Katar'da gerçekleştirilen zirve, uluslararası kamuoyunun dikkatini çekerken, özellikle ABD eski Başkanı Donald Trump'ın İsrail ile olan ilişkisi ve bu ilişkilerin geleceği üzerine odaklandı. Zirve boyunca, Orta Doğu'daki siyasi dinamikler, barış süreçleri ve İsrail'in komşu ülkelerle olan ilişkileri ele alındı. Trump'ın katılımcılarla gerçekleştirdiği görüşmeler, İsrail'in gelecekteki politikalarını ve bölgedeki güç dengesini nasıl etkileyebileceğine dair önemli ipuçları sundu.
Donald Trump, 2016 yılında göreve başladığında, İsrail ile olan ilişkilerini pekiştirmek üzere birçok adım atmıştı. Kudüs’ü İsrail'in başkenti olarak tanıması, Batı Şeria'daki yerleşimlerin genişletilmesine yönelik destek vermesi ve Abraham Anlaşmaları gibi tarihsel gelişmeler, Trump’ın bu konuda nasıl bir politikaya sahip olduğunu gösteriyor. Katar zirvesinde de Trump, bu politikaların sürdürülmesi gerektiğini vurguladı. Katılımcılara, “İsrail ile barış sağlamak için Batı dünyasının birliği şart” diyen Trump, daha fazla iş birliği çağrısında bulundu.
Ancak Trump'ın yaklaşımı, yalnızca destek değil, aynı zamanda eleştirileri de beraberinde getirdi. Bazı uzmanlar, Trump’ın İsrail yanlısı politikalarının bölgedeki diğer ülkelerle olan ilişkilerini zedelemiş olabileceğini savunuyor. Zirve sırasında bu tür görüşlerin dile getirilmesi, Trump'ın etkisinin sadece destek değil, aynı zamanda tartışma yaratan bir niteliği olduğunu gösteriyor.

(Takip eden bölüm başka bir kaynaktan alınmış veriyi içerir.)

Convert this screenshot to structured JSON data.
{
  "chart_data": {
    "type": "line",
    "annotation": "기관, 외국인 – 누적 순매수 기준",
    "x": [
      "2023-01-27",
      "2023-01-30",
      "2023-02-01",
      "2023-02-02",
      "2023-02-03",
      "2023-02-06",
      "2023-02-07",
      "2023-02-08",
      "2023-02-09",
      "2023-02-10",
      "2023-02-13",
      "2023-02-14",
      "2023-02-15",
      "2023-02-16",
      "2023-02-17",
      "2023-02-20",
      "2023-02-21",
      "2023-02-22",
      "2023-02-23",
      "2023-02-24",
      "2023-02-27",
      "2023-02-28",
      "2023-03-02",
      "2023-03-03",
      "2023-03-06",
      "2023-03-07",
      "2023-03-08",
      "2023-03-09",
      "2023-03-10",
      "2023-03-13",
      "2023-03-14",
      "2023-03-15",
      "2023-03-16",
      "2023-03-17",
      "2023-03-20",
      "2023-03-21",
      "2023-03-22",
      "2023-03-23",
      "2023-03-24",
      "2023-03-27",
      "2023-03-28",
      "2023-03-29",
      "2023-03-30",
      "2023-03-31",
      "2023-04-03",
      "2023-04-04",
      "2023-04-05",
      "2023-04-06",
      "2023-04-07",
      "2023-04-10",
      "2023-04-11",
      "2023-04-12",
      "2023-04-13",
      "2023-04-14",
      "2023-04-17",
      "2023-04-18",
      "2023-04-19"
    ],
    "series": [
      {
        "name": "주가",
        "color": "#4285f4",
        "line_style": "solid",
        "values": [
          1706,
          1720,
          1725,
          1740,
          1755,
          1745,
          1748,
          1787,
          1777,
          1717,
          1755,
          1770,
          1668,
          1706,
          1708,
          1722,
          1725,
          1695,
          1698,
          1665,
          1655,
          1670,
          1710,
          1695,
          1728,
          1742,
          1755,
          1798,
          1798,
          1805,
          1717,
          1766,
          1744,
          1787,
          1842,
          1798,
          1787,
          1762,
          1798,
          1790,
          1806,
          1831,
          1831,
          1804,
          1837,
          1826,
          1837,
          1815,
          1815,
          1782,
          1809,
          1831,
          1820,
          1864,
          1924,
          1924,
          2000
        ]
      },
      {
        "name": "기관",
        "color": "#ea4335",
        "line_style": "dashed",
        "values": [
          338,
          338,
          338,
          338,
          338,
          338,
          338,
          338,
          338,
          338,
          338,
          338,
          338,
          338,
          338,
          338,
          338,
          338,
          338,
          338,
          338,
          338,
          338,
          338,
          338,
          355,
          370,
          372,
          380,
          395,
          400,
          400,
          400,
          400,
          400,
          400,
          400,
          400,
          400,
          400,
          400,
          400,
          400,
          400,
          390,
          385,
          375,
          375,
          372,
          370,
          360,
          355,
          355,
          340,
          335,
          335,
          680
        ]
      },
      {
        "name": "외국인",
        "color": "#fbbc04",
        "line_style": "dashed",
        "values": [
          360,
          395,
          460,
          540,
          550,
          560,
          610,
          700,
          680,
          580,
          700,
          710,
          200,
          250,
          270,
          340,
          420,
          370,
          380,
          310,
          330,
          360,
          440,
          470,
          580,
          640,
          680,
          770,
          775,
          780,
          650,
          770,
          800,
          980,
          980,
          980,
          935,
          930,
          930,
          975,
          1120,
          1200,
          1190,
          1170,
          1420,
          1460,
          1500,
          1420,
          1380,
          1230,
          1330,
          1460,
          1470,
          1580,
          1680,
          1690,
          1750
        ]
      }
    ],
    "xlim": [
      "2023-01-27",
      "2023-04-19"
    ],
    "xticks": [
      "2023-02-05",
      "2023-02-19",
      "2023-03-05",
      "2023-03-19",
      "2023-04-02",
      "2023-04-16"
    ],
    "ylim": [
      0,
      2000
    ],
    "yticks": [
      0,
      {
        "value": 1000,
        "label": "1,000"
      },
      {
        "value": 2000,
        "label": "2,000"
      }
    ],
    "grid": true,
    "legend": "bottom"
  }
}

Zirve, dünya genelinde birçok liderin bir araya gelmesiyle gerçekleşti ve Orta Doğu’daki mevcut sorunlara çözümler arandı. Türkiye, Suudi Arabistan ve diğer Arap ülkeleri, Trump'ın öneri ve politikaları hakkında düşüncelerini paylaşarak, gelecekteki iş birliği olanaklarını değerlendirdi. Trump, bu görüşmelerde, “İsrail’in tarafsız bir ortak olarak barış süreçlerinde yer alması gerektiği” üzerinde durdu.
Bunun yanı sıra, zirve katılımcıları arasında yaşanan tartışmalar, ABD'nin Orta Doğu politikalarının geleceği hakkında farklı görüşlerin ortaya çıkmasına neden oldu. Birçok katılımcı, Trump'ın yaklaşımının değişmesi durumunda, bölgedeki barış süreçlerinin daha da derinleşebileceğine inanıyor. Ancak Trump’ın katıldığı bu zirve, Arap dünyasının liderleri için de bir fırsat sunarak, İsrail ile ilişkilerde atılması gereken adımları tartışma zemini oluşturdu.
Sonuç olarak, Katar zirvesi, Trump’ın İsrail ile olan ilişkilerine dair çok sayıda önemli nokta sundu. Gelecek dönemde, bu politikaların nasıl şekilleneceği ve bölgedeki ülkeler arasındaki ilişkilerin ne yönde gelişeceği üzerine daha fazla tartışma yapılması bekleniyor. Uluslararası kamuoyunun dikkatini çeken bu gelişmeler, Orta Doğu'daki barışın sağlanması açısından kritik bir öneme sahip. Trump’ın etkisi ve onun politikalarının sürüp sürmeyeceği konusundaki belirsizlikler, gelecekteki siyasi dinamikler için belirleyici bir rol oynayabilir.